Harold, who wanted to save his life, ends up giving it up for the grander meaning.

Eiffel, who wanted a grander meaning, ends up restoring lives for the sake of a human being.

Both had to be moved by love of life, both had to change plans, both had to appreciate things outside of their original isolated bubble. Both chose to sacrifice something in caring about people besides themselves, and both ended up participating in continuity of joy because of it. A good preview of the continuity into eternal life, I think, is when we realize there is so much more blessing to the lives we’re creating right now on Earth.

Stranger Than Fiction is about a man who changes his life for the better when he realizes he wants to truly live and has a limited time on Earth. It’s about inviting community to interrupt our seemingly perfect, limited human plans. And on a grander scale, it’s about a creative human being invited to change her view of others and approach the story she tells differently.

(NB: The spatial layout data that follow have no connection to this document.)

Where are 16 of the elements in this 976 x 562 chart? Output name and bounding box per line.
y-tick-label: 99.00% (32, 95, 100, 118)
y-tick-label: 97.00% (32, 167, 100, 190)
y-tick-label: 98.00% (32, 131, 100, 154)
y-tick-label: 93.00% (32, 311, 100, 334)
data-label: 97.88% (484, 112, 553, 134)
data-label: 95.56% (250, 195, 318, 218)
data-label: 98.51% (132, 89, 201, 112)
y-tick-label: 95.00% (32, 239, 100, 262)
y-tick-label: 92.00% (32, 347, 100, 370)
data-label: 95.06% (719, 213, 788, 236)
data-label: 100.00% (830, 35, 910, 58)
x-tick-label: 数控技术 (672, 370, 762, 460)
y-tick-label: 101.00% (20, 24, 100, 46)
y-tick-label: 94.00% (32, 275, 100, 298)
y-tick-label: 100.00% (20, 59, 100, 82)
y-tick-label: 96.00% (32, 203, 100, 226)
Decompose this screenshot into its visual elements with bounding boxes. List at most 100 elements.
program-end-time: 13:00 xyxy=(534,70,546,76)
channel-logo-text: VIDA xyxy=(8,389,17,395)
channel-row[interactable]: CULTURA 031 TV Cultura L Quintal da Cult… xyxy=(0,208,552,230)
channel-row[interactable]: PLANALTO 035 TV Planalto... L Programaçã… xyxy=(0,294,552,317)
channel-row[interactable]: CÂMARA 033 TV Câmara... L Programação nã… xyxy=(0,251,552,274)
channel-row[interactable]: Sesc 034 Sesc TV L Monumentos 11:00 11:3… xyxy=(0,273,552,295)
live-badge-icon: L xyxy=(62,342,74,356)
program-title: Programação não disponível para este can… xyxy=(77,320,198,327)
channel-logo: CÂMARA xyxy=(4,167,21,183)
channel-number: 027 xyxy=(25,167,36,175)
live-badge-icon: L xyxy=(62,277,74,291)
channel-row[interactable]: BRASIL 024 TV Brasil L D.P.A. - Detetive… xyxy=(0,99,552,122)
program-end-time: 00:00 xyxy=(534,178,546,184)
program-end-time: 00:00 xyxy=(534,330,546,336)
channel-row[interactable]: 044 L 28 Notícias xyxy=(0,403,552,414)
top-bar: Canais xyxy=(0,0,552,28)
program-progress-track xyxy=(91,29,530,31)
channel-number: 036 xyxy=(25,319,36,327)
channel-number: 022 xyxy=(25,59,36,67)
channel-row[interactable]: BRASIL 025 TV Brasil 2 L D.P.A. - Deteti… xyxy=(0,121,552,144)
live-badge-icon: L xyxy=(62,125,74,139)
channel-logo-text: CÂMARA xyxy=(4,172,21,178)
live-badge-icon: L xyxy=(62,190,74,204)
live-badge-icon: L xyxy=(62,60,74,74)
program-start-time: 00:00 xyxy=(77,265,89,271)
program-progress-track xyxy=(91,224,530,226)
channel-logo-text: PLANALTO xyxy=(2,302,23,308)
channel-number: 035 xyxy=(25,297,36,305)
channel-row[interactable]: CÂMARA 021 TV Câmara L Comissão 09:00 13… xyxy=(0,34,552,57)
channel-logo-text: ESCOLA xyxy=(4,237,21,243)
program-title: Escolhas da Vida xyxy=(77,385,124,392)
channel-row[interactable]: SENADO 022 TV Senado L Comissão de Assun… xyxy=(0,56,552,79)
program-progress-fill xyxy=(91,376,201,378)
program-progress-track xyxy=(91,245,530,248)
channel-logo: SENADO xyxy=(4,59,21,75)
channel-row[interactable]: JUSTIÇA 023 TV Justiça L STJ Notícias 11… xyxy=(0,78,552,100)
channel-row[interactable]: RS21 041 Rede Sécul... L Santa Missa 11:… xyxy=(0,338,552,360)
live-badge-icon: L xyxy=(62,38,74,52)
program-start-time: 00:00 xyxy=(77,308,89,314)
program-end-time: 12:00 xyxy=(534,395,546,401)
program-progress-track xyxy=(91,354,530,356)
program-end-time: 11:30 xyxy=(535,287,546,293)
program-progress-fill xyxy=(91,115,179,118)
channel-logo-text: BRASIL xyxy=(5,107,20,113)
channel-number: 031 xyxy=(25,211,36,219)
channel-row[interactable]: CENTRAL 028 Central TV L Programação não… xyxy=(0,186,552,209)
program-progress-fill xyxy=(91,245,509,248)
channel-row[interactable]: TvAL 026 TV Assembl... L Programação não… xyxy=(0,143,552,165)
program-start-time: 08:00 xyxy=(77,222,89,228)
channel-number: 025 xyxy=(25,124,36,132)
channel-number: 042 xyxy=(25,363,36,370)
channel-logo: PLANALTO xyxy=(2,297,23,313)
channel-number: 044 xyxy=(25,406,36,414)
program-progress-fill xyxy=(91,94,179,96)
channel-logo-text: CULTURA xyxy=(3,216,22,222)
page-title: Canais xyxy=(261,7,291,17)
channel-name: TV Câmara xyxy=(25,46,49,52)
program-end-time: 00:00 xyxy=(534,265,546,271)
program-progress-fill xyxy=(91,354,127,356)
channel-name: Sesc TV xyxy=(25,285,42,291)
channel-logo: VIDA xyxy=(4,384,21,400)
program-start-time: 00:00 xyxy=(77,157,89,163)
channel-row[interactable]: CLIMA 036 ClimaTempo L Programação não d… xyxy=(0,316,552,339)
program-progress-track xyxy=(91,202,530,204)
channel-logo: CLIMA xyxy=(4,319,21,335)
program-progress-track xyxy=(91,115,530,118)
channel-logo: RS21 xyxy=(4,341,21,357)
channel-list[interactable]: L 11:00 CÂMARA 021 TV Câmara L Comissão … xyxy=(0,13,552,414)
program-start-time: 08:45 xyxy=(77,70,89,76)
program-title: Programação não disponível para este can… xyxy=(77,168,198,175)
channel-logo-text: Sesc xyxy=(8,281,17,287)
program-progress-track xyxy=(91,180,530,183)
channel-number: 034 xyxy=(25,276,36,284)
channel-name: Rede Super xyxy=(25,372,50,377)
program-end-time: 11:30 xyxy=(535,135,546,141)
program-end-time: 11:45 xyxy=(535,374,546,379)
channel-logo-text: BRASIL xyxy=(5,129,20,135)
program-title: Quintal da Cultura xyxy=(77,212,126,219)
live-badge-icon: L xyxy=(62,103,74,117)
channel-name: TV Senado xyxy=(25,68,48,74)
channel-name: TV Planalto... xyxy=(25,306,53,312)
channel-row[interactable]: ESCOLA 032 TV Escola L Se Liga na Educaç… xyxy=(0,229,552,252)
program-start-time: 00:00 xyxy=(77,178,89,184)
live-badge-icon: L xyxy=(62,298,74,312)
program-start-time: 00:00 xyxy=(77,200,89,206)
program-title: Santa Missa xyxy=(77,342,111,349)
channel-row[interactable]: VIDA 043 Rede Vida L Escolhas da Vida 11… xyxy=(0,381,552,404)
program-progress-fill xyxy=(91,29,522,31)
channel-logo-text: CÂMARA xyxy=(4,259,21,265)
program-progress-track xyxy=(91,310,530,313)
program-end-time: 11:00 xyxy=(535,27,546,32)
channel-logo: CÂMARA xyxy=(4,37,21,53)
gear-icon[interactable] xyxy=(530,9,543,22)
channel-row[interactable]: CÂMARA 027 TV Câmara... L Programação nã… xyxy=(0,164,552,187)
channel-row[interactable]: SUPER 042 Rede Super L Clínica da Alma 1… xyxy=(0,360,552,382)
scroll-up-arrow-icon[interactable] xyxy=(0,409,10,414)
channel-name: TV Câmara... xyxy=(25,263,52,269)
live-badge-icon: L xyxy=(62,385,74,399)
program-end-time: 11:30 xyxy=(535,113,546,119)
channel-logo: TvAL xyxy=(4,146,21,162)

In a poignant near-ending scene, Eiffel meets the literature professor who advised Harold throughout the film. The professor is disappointed that the book she ended up writing was “okay” instead of a tragic masterpiece, and Eiffel comes to terms with being okay with “just okay.”’ She releases herself of perfectionist expectation and complete solemnity about life, and she is satisfied with not taking it too seriously, instead writing something happy for once. She breaks her own habit and reputation because she is invited into telling a new narrative, with a new view of life. She is alright with rewriting the entire book with this new perspective. She realizes there is so much more to life, and that temporary little things aren’t meaningless but “here to save our lives.”

This is a character who earlier, in the background on TV, firmly states that she does not believe in God, and is rather nihilistic about everything coming to an end. After being moved by another person she affects, an extraordinary encounter with an ordinary person, she ends her book on the note that little pleasures in life are in fact a gift from God:

As Harold took a bite of Bavarian sugar cookie, he finally felt as if everything was going to be ok. Sometimes, when we lose ourselves in fear and despair, in routine and constancy, in hopelessness and tragedy, we can thank God for Bavarian sugar cookies. And, fortunately, when there aren’t any cookies, we can still find reassurance in a familiar hand on our skin, or a kind and loving gesture, or subtle encouragement, or a loving embrace, or an offer of comfort, not to mention hospital gurneys and nose plugs, an uneaten Danish, soft-spoken secrets, and Fender Stratocasters, and maybe the occasional piece of fiction. And we must remember that all these things, the nuances, the anomalies, the subtleties, which we assume only accessorize our days, are effective for a much larger and nobler cause. They are here to save our lives. I know the idea seems strange, but I also know that it just so happens to be true. And, so it was, a wristwatch saved Harold Crick.

Granted, “thank God” is easily a figure of speech and Eiffel’s religious life is not paramount to the film. But whether it’s literal or not, there is that shift in perspective that changes everything. In allowing herself to be surprised and moved, she starts to affirm life with gratitude and wonder.

What is faith if we don’t let it move us into community, gratitude, and wonder? Why must it all be taken seriously to the grave?

So go ahead, open your eyes. Listen to the call towards dreams. Love wholeheartedly. Find reassurance, lean into love where it is given, embrace good days and bad days. Be imaginative. Be pleasured. Be not alone. Change your plans, change your entire outlook on life, change your perspective to recognize innocence and passions. And there is no silly gratitude too small if something brings you delight, just as the Creation of the world in simply existing, brought God delight.

We can thank God for Bavarian sugar cookies.